Program ini tidak hanya difokuskan pada upaya menjaga ketersediaan dan keterjangkauan harga pangan, tetapi juga menjadi bentuk intervensi langsung pemerintah daerah untuk menekan potensi lonjakan harga bahan pokok yang kerap terjadi menjelang Ramadan.
Kepala DPKP Kalsel, Syamsir Rahman melalui Kepala Bidang Ketahanan Pangan, Saptono pada Senin (2/2/2026) mengatakan peningkatan permintaan pangan menjelang Ramadan berpotensi memicu kenaikan harga apabila tidak diantisipasi sejak dini.
“Gerakan Pangan Murah ini kami laksanakan sebagai langkah konkret pemerintah dalam menjaga stabilitas harga pangan, sekaligus untuk membantu menurunkan dan mengendalikan angka inflasi di Kalimantan Selatan, terutama menjelang Ramadan,” ujarnya.

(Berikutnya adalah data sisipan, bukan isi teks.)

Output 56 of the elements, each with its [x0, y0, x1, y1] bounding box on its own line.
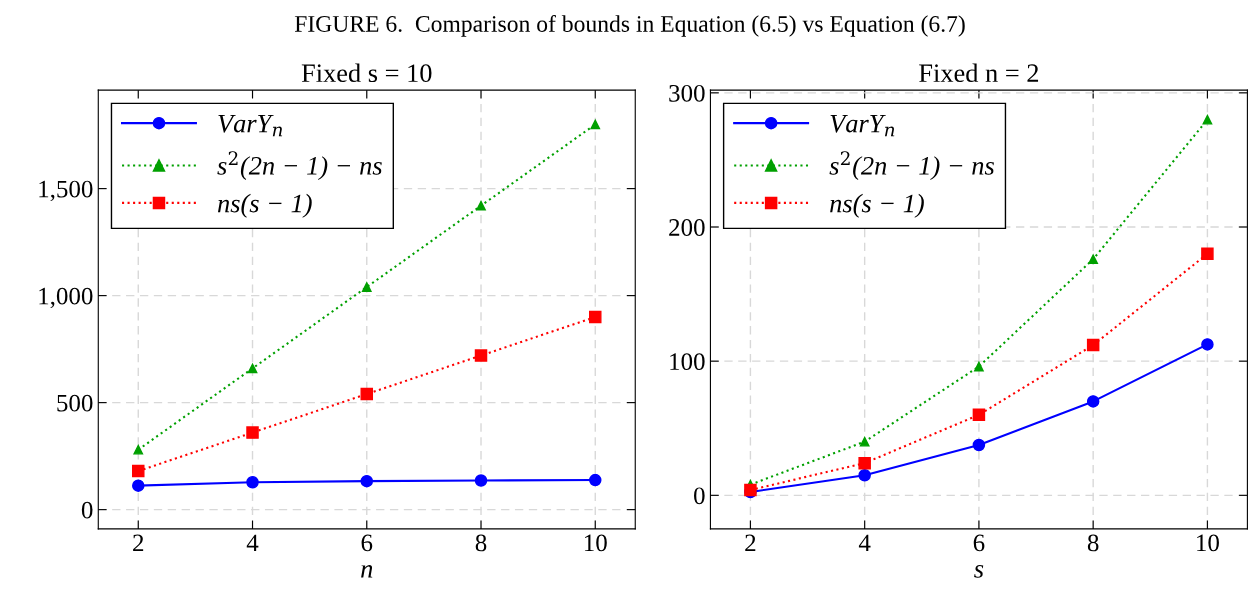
y-tick-label: 300: [669, 84, 705, 102]
point: [1086, 395, 1100, 408]
point: [972, 408, 986, 422]
point: [246, 426, 259, 439]
point: [360, 474, 374, 488]
point: [859, 436, 870, 447]
chart-title: Fixed s = 10: [301, 63, 432, 83]
x-tick-label: 4: [858, 534, 871, 552]
point: [360, 387, 374, 401]
legend-label: s$^{2}$(2n − 1) − ns: [217, 151, 382, 181]
x-tick-label: 8: [1087, 534, 1099, 552]
x-tick-label: 6: [973, 534, 985, 552]
legend-label: ns(s − 1): [217, 193, 312, 218]
x-tick-label: 6: [361, 534, 373, 552]
chart-title: Fixed n = 2: [919, 63, 1039, 83]
x-tick-label: 10: [584, 534, 607, 552]
point: [858, 456, 871, 470]
legend-label: ns(s − 1): [830, 193, 924, 218]
point: [133, 444, 144, 455]
caption: FIGURE 6. Comparison of bounds in Equation (6.5) vs Equation (6.7): [294, 15, 965, 37]
point: [858, 468, 871, 482]
point: [1202, 114, 1213, 125]
point: [247, 363, 258, 374]
x-tick-label: 4: [246, 534, 259, 552]
y-tick-label: 1,500: [39, 180, 93, 202]
point: [1201, 338, 1214, 351]
point: [590, 119, 601, 130]
point: [476, 200, 486, 211]
x-tick-label: 2: [745, 534, 756, 552]
legend-label: VarY$_{n}$: [218, 114, 283, 137]
point: [474, 349, 488, 362]
point: [246, 475, 259, 489]
point: [972, 438, 986, 452]
point: [589, 473, 602, 487]
y-tick-label: 0: [694, 487, 705, 505]
point: [132, 479, 145, 492]
point: [132, 464, 145, 478]
x-tick-label: 8: [475, 534, 487, 552]
x-tick-label: 2: [133, 534, 144, 552]
y-tick-label: 1,000: [39, 287, 93, 309]
x-axis-title: n: [361, 565, 373, 578]
x-tick-label: 10: [1197, 534, 1219, 552]
point: [361, 282, 372, 292]
legend-label: VarY$_{n}$: [830, 114, 895, 137]
point: [589, 310, 602, 324]
point: [1086, 338, 1100, 352]
y-tick-label: 500: [57, 394, 93, 412]
point: [1201, 247, 1214, 261]
x-axis-title: s: [974, 565, 984, 578]
y-tick-label: 0: [81, 501, 93, 519]
point: [1088, 254, 1099, 265]
y-tick-label: 200: [669, 219, 705, 236]
legend-label: s$^{2}$(2n − 1) − ns: [829, 151, 994, 181]
point: [474, 474, 488, 487]
point: [974, 361, 984, 372]
y-tick-label: 100: [670, 353, 705, 371]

Saptono menjelaskan pelaksanaan GPM dilakukan melalui kolaborasi lintas sektor antara DPKP Kalsel dengan Dinas Perikanan dan Kelautan Provinsi Kalsel serta Dinas Perkebunan dan Peternakan Provinsi Kalsel untuk menghadirkan berbagai komoditas pangan strategis dalam satu kegiatan terpadu.

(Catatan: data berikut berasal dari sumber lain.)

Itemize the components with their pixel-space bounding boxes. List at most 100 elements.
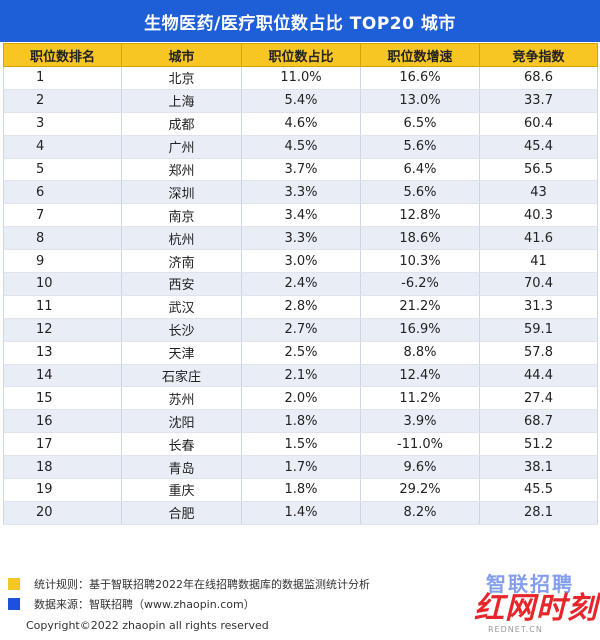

“Komoditas yang disediakan meliputi beras, gula, minyak goreng, telur, daging, hasil perikanan, hingga berbagai produk pangan lainnya. Dengan pasokan yang cukup dan harga yang lebih terjangkau dibandingkan harga pasar, kami berharap tekanan harga bisa ditekan,” jelasnya.
Saptono menegaskan Gerakan Pangan Murah merupakan bagian dari strategi penguatan pengendalian inflasi daerah yang sejalan dengan kebijakan pemerintah pusat serta program Tim Pengendalian Inflasi Daerah (TPID) melalui intervensi langsung di tingkat konsumen, pemerintah berupaya memutus rantai distribusi yang panjang yang kerap memicu kenaikan harga.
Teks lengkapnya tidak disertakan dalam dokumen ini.